Transparency is a characteristic of government, companies, organisations and individuals that are open in the clear disclosure of information, rules, plans, processes and actions. Simply making information available is not sufficient to achieve transparency; information needs to be managed and published so it is relevant, accessible, timely and accurate. Kosack and Fung (2014) distinguish four types of transparency:

  • the right to government information, embodied in freedom of information laws
  • transparency around private organisations and corporate behaviour, often spurred by consumer campaigns
  • government regulatory transparency, such as on financial disclosure
  • transparency for accountability, which can help improve delivery of public services

Transparency for accountability reflects an evolution of transparency from an end in itself, to a tool for dealing with practical and specific concerns of government performance (Kosack & Fung, 2014).

Within a development context, transparency and accountability initiatives have emerged over the last decade and a half as a way to address developmental failures and democratic deficits. The 2004 World Development Report, Making Services Work for Poor People, placed accountability relationships among policy makers, service providers, and clients at the core of development effectiveness (World Bank, 2003).
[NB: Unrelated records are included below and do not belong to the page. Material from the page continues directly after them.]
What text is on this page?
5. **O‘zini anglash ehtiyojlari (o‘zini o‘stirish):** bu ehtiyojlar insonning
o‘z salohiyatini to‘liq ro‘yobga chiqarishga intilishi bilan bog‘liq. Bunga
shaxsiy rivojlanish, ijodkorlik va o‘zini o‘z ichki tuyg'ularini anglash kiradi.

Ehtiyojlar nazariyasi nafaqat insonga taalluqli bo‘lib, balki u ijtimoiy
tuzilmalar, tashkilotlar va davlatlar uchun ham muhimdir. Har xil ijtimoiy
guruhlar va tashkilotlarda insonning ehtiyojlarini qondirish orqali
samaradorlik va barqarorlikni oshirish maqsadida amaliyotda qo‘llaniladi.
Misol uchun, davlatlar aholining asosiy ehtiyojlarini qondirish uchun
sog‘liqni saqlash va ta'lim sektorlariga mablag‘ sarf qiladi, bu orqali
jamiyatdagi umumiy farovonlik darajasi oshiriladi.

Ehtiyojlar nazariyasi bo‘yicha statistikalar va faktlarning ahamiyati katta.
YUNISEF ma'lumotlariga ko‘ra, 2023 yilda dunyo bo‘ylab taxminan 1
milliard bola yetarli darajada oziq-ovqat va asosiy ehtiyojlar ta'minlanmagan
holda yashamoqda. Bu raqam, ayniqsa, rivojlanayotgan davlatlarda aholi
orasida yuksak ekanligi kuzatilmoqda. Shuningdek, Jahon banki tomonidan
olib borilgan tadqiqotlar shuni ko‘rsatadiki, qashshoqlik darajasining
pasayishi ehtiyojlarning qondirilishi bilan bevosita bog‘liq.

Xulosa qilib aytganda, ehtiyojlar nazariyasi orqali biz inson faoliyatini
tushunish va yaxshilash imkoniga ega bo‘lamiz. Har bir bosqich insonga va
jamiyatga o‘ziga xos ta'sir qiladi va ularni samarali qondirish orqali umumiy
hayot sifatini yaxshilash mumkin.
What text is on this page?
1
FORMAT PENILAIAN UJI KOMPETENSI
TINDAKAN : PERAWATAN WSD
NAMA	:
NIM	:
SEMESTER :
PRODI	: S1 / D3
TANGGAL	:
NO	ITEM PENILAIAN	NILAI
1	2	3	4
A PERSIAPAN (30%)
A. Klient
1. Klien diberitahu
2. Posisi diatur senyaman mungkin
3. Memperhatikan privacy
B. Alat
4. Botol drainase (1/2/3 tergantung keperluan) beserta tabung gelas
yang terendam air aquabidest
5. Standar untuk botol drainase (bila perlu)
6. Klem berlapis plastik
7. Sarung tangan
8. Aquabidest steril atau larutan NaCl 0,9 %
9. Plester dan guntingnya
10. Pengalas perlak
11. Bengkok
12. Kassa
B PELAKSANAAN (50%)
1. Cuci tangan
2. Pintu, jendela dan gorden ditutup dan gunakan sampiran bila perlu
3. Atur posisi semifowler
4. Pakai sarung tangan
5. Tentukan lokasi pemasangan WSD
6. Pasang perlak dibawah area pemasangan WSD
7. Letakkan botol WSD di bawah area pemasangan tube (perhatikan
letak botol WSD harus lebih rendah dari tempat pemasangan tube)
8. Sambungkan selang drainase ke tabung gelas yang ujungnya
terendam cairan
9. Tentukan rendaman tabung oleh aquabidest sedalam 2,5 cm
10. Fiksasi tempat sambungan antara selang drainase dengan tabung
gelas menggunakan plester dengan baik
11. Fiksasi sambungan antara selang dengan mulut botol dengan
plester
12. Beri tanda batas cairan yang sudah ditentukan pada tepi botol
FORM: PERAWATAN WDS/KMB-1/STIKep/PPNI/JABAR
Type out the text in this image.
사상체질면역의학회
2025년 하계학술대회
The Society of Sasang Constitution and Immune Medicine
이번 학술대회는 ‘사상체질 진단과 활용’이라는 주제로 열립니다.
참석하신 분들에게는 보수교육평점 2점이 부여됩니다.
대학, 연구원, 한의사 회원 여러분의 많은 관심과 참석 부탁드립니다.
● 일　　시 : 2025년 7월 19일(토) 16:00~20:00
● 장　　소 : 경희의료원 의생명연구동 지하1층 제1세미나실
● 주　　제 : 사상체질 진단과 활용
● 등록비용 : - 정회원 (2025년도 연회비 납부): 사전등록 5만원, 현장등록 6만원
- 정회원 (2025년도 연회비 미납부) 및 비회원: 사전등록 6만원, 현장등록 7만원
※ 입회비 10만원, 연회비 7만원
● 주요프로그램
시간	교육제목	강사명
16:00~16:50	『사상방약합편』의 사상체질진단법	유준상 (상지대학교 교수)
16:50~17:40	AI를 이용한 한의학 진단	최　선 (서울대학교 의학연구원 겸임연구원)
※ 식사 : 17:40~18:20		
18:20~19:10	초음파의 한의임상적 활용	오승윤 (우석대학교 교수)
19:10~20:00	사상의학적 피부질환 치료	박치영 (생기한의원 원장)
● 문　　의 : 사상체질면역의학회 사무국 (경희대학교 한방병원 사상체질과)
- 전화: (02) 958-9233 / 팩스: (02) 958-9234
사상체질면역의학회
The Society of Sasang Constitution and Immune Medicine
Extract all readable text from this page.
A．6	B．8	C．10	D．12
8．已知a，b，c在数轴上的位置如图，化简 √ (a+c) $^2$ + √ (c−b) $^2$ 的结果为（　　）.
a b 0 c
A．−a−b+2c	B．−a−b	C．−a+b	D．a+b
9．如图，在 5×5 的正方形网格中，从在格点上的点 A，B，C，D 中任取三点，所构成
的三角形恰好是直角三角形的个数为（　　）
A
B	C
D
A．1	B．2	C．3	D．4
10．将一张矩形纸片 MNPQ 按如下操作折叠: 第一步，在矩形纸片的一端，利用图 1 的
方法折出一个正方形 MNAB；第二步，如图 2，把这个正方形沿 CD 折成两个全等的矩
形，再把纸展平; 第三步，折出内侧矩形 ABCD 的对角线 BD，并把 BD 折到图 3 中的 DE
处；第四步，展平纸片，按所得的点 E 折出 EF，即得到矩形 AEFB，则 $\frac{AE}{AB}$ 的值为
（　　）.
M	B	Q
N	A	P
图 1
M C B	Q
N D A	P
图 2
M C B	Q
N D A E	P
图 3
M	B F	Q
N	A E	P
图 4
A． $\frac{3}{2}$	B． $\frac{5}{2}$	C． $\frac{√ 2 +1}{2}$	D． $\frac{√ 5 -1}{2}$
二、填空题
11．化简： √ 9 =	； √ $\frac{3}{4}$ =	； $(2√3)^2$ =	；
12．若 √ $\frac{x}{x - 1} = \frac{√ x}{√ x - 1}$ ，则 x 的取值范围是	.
Traditional supply-side or institutional ways of delivering accountability, such as elections or intra-government controls, have had limited impact, especially where citizens are poor or marginalised. This has led to mechanisms emerging in which citizens demand accountability outside of formal procedures. This emerging field of social accountability combines initiatives designed to improve transparency and access to information with other ways of holding institutions to account, including the provision of choice (see Gaventa & McGee, 2013).